This repository contains code to deploy the architecture described in the blog post: "Build DataOps platform to break silos between engineers and analysts".
The architecture includes following AWS services:
- Amazon Elastic Container Service, to run Apache Airflow and dbt
- Amazon Elastic Container Repository, to store Docker images for Airflow and dbt
- Amazon Redshift, as data warehouse
- Amazon Relational Database System, as metadata store for Airflow
- Amazon ElastiCache for Redis, as a Celery backend for Airflow
- Amazon Simple Storage Service, to store Airflow and dbt DAGs
- AWS CodeBuild (optional), automate deployments
In this repository there are two main project folders: dataops-infra
and analytics
. This setup is meant to demonstrate how DataOps can foster effective collaboration between data engineers and data analysts, separating the platform infrastructure code from the business logic.

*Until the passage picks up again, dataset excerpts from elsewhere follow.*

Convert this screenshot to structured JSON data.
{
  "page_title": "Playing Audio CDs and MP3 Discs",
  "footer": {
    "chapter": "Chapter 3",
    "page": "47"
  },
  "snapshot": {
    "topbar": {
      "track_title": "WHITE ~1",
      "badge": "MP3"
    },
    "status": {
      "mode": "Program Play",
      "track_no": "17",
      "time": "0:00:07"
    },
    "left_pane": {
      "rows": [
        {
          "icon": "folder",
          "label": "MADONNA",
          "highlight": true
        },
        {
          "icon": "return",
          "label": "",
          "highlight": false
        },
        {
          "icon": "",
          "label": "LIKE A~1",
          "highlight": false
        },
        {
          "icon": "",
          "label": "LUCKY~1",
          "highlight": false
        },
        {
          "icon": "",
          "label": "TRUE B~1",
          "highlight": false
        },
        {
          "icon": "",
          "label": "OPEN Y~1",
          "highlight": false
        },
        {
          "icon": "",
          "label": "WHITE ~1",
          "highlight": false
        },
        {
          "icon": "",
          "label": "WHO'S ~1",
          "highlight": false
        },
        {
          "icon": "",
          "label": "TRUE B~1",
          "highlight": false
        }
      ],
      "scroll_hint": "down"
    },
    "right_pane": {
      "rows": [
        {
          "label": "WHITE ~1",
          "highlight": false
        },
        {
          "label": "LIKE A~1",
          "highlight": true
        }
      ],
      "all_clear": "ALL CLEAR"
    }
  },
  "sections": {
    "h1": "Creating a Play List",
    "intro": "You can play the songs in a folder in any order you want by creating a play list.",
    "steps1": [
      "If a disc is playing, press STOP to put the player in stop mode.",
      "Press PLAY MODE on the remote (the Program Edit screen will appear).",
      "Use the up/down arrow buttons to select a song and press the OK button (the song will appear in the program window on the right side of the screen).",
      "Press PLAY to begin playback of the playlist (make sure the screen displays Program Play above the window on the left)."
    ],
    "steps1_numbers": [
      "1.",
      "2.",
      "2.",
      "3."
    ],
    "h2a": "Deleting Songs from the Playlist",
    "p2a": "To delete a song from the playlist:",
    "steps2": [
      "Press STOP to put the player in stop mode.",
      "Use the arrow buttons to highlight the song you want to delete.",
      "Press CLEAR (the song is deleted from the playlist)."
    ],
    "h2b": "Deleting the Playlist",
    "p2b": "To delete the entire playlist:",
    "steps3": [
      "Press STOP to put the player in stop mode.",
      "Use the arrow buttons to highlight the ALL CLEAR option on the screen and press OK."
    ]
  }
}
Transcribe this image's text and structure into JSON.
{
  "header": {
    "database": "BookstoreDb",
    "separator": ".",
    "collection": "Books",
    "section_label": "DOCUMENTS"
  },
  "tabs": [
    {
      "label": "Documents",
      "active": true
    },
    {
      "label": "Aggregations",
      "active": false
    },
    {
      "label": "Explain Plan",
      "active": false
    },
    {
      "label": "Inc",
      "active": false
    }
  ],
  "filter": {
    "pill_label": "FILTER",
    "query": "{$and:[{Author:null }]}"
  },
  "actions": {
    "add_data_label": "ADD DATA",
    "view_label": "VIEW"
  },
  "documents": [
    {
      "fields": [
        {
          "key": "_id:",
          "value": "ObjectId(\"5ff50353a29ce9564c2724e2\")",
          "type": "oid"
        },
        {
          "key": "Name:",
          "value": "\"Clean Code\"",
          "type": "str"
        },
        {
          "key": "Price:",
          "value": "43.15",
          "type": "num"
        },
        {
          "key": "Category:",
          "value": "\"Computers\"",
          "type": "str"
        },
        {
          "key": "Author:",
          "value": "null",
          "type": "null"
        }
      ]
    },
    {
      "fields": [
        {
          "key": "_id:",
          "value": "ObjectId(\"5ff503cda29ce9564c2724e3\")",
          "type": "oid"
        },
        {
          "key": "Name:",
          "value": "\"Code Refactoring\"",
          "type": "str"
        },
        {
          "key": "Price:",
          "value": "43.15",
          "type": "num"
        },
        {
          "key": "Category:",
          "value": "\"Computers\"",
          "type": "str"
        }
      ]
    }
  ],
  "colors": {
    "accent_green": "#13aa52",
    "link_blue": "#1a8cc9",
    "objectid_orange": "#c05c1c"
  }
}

These two folders should be considered as two separate repositories following their own release cycles.
The dataops-infra
folder contains code and intructions to deploy the platform infrastructure described in the Architecture overview section. This project is created from the prospective of a data engineering team that is responsible for creating and maintaining data infrastructure such as data lake, data warehouse, orchestration, and CI/CD pipelines for analytics.
The analytics
folder contains code and instructions to manage and deploy Airflow and dbt DAGs on the DataOps platform. This project is created from the prospective of a data analytics team composed of data analysts and data scientists. They have domain knowledge and are responsible for serving analytics requests from different stakeholders such as marketing and business development teams so that company can make data driven decisions.
This library is licensed under the MIT-0 License. See the LICENSE file.